UAE consortium files lawsuit against KRG
DUBAI - Reuters
Dana Gas, a United Arab Emirates fuel producer, begins arbitration proceedings over a contract it signed with the KRG in 2007. REUTERS photo
The largest oil and gas investor in Iraqi Kurdistan has initiated the first major legal case against the regional government over payments and production rights, just as the autonomous enclave is on the cusp of becoming a major energy exporter.Abu Dhabi-listed Dana Gas, leading a consortium of energy investors, has filed an arbitration case in London to clarify the amount of money they are owed for work already carried out in the area and on their rights to develop and market gas fields, the company said on Tuesday.
The Kurdish Regional Government is due to start its first crude oil exports via a new pipeline by end-2013, bolstering its long search for independence as it will soon earn more from its exports than it receives from the central government in Baghdad.
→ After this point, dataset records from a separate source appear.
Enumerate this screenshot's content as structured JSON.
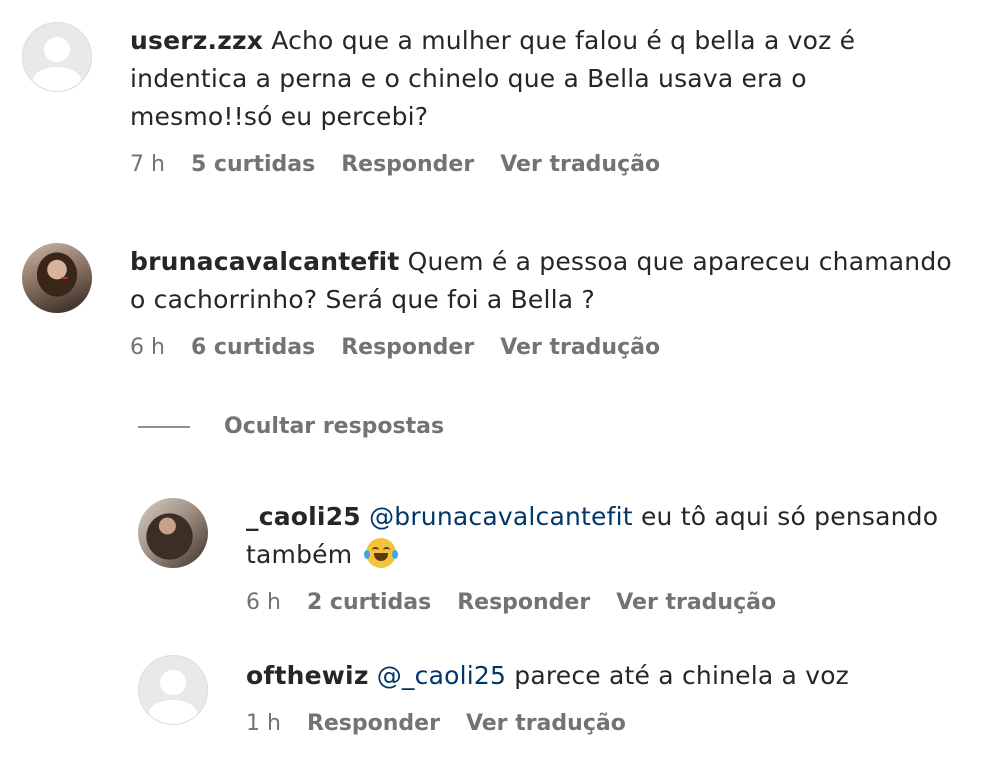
{
  "comments": [
    {
      "username": "userz.zzx",
      "text": "Acho que a mulher que falou é q bella a voz é indentica a perna e o chinelo que a Bella usava era o mesmo!!só eu percebi?",
      "time": "7 h",
      "likes": "5 curtidas",
      "reply": "Responder",
      "translate": "Ver tradução"
    },
    {
      "username": "brunacavalcantefit",
      "text": "Quem é a pessoa que apareceu chamando o cachorrinho? Será que foi a Bella ?",
      "time": "6 h",
      "likes": "6 curtidas",
      "reply": "Responder",
      "translate": "Ver tradução"
    }
  ],
  "hide_replies": "Ocultar respostas",
  "replies": [
    {
      "username": "_caoli25",
      "mention": "@brunacavalcantefit",
      "text": "eu tô aqui só pensando também",
      "emoji": "laughing-tears-emoji",
      "time": "6 h",
      "likes": "2 curtidas",
      "reply": "Responder",
      "translate": "Ver tradução"
    },
    {
      "username": "ofthewiz",
      "mention": "@_caoli25",
      "text": "parece até a chinela a voz",
      "time": "1 h",
      "reply": "Responder",
      "translate": "Ver tradução"
    }
  ],
  "colors": {
    "text": "#262626",
    "secondary": "#737373",
    "mention": "#00376b"
  }
}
Pearl Petroleum - owned by Dana, Crescent Petroleum of the United Arab Emirates, Austria’s OMV, and Hungarian oil and gas group MOL - wants “clarification” from the Ministry of Natural Resources of its contract with the government to develop and market gas from the Khor Mor and Chemchemal fields, Dana said.
To date, the Pearl consortium has invested over $1 billion and produced approximately 100 million barrels of oil equivalent of gas and petroleum liquids in Kurdistan, the statement said.
Dana, which holds 40 percent of the Pearl consortium, has previously said it alone is owed about $430 million by the Kurdish government. Dana said it was resorting to arbitration after an effort to resolve its differences with the ministry through impartial mediation failed.
The case was filed at the London Court of International Arbitration under the terms of Dana’s 2007 agreement with Kurdistan, the company said.